The model fits the $32$ observed ratings with a root-mean-square error of about $0.24$ stars — excellent for a two-factor model — and its predictions for the blanks are exactly what taste would suggest. User $2$, a sci-fi fan, is predicted to rate the missing sci-fi show $2$ a high $4.51$; user $4$, a cooking fan, is predicted to rate the missing sci-fi show $0$ a low $2.42$. The recommender would happily suggest show $2$ to user $2$ and would not push show $0$ on user $4$. And — the point worth repeating — nobody told the model which shows are sci-fi. It inferred the two-theme structure from the rating pattern alone, then transferred that knowledge to pairs it had never observed. The sci-fi-loving users collectively taught the model what "sci-fi-ness" is; that learned direction predicted a rating no single user supplied.

Reading the factors, and the geometry of "more like this"

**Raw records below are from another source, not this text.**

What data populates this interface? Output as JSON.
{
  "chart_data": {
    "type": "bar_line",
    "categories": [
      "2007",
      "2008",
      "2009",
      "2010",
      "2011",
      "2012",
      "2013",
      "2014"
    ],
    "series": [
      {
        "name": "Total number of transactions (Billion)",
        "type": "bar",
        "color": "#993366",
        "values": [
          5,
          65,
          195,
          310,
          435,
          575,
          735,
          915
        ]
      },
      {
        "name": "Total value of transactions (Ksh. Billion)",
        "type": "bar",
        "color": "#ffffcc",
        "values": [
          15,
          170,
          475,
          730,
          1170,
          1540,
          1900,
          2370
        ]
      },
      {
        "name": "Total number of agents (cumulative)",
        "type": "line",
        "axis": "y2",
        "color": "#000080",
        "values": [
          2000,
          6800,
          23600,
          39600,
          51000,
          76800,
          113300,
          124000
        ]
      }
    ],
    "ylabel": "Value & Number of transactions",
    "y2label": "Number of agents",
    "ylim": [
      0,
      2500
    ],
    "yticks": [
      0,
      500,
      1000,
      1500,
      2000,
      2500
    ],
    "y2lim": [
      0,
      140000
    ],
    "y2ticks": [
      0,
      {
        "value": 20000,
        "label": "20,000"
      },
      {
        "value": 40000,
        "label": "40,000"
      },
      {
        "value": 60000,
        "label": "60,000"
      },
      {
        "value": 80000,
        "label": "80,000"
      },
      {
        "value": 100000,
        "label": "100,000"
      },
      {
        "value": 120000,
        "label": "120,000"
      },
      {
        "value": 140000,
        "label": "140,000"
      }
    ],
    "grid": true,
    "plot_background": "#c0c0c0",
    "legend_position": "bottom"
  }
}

The learned item matrix $V$ places each show as a point in a $2$-dimensional latent plane, and the three sci-fi shows cluster in one region while the three cooking shows cluster in another — the model has built an embedding of the catalog in which similar shows are nearby vectors. That is not a separate feature bolted on; it falls out of the factorization for free. The everyday "Because you watched X" row is then a cosine-similarity search (Chapter 18) over these item vectors: find the shows whose factor vectors point most nearly the same way as $X$'s. The user vectors live in the same plane, so "recommended for you" is "find the shows whose vectors best align with your vector" — a dot-product ranking, exactly the prediction formula. The recommender, the embedding, and the similarity search are one geometry used three ways.

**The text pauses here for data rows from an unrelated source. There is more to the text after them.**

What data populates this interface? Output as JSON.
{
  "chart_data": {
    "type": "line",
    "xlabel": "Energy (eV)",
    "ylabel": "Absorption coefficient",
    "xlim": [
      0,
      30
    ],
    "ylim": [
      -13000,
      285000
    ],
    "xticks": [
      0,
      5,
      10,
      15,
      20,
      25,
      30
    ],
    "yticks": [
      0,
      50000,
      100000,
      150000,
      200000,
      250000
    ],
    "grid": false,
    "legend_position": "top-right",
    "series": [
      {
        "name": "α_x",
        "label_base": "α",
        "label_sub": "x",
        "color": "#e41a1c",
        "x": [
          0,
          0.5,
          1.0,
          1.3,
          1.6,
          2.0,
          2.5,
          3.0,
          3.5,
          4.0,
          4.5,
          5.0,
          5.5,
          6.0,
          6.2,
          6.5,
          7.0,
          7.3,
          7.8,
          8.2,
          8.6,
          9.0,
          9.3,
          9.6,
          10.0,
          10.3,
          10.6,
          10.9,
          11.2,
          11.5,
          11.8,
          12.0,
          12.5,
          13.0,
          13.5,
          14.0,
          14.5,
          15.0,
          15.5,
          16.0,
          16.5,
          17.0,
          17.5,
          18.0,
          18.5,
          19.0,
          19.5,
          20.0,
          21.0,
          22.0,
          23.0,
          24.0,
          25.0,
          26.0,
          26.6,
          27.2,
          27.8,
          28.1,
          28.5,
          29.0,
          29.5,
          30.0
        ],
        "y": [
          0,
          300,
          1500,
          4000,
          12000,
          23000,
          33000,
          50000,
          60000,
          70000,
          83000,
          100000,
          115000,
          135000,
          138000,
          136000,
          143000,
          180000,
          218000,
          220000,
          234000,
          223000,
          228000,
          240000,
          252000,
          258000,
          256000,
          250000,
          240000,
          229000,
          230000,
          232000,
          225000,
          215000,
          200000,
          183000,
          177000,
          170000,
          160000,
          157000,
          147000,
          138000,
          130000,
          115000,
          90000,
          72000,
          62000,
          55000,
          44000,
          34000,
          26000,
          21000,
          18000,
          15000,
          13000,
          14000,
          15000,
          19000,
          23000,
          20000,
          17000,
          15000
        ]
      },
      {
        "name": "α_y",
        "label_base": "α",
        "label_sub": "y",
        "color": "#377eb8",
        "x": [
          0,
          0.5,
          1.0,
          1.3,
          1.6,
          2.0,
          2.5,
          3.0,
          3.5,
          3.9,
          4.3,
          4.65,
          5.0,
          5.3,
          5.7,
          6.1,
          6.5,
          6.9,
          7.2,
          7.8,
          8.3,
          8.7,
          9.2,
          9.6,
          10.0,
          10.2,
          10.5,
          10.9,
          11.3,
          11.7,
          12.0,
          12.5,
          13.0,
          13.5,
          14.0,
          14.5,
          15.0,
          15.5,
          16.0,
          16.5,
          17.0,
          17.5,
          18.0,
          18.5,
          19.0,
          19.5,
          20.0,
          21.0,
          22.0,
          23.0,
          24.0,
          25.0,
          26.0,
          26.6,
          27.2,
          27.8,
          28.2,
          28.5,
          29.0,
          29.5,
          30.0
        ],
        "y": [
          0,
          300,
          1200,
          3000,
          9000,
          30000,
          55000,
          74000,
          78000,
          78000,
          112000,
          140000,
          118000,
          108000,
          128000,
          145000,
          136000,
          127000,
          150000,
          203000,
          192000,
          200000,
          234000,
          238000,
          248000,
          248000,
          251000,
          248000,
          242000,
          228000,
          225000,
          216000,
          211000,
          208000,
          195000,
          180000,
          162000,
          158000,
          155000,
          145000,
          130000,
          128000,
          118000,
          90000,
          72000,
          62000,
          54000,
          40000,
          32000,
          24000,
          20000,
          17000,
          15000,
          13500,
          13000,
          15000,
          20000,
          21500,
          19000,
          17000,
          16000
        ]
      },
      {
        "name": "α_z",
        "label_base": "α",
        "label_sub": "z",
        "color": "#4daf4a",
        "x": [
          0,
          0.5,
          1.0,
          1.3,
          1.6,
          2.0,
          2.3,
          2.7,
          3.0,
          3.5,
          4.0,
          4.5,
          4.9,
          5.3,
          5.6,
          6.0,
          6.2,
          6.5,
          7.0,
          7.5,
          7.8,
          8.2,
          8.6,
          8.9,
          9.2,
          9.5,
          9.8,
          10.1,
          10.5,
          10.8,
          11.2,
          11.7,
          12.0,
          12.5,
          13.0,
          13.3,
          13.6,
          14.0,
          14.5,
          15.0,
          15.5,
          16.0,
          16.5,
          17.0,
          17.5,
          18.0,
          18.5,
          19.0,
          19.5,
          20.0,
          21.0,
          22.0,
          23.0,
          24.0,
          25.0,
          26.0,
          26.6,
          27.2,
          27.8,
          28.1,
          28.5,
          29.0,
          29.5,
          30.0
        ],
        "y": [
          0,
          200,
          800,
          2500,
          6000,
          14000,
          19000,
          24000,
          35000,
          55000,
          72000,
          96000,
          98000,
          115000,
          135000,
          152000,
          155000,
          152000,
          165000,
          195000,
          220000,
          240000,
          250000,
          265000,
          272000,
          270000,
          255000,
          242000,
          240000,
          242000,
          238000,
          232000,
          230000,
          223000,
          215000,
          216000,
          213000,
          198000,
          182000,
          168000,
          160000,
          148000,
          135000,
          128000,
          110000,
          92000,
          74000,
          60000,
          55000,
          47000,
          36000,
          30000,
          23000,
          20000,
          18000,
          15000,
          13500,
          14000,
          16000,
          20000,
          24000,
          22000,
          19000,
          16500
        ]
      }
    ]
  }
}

What this leaves out, honestly, and why it still scales

Our six-by-six toy omits much of what a production system layers on top, and a careful reader should know what. Real systems add per-user and per-item bias terms (some users rate generously; some titles are universally loved), implicit feedback (what you watched and abandoned, not just what you rated), temporal effects (taste drifts), and increasingly neural networks that learn richer, nonlinear factor representations than a plain dot product. The famous \$1M Netflix Prize (2006–2009) was won by an ensemble whose backbone was matrix factorization of exactly this $R\approx UV^{\mathsf{T}}$ form, and the technique remains foundational even where neural models now sit on top [verify].

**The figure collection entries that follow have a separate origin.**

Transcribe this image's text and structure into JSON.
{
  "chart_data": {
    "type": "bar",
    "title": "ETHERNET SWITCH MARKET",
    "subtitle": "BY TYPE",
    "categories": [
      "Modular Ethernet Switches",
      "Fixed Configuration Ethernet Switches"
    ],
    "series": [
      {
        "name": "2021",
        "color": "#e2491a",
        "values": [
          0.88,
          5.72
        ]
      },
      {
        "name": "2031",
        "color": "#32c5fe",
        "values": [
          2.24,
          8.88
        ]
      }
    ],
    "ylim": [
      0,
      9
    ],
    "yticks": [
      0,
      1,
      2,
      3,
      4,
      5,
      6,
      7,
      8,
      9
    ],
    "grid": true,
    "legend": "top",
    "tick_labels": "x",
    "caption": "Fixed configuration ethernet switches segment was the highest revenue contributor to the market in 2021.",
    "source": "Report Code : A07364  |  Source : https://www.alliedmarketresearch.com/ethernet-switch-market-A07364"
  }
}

But the skeleton genuinely scales. Going from six users to a hundred million changes the size of $U$ and $V$, not the mathematics: still a low-rank factorization, still fit on observed entries by gradient descent (never by forming the full matrix, which would be impossible at trillions of cells), still predicting via dot products. The gradient route is preferred over a literal SVD for precisely the reasons the chapter's Math-Major Sidebar gives — the matrix is mostly missing, and you cannot factor a matrix you cannot even store — but the target is the low-rank approximation of Chapter 31, the rank-$k$ matrix closest to the observed ratings.

The method's honest limit is the cold-start problem. A brand-new user with no ratings has no learned vector to place them in the latent space, and a brand-new title nobody has rated has no vector either — there is simply nothing to pin the point down, just as you cannot fit a line through zero data points. Platforms bridge this with signup surveys, content metadata (genre, cast), and non-personalized "trending" fallbacks until a few ratings arrive. That limit, too, is a linear-algebra fact: you need enough independent observations to determine your unknowns, and a recommender obeys the same rank logic as every system in this book.

The takeaway for this chapter's anchor: the engine deciding your next show is not exotic. It is a perpendicular-free cousin of the SVD — a low-rank factorization $R\approx UV^{\mathsf{T}}$ — whose predicted ratings are dot products of learned user and item vectors. The mathematics of Part IV (the dot product) and Part VI (low rank) is, quite literally, choosing what a hundred million people watch tonight.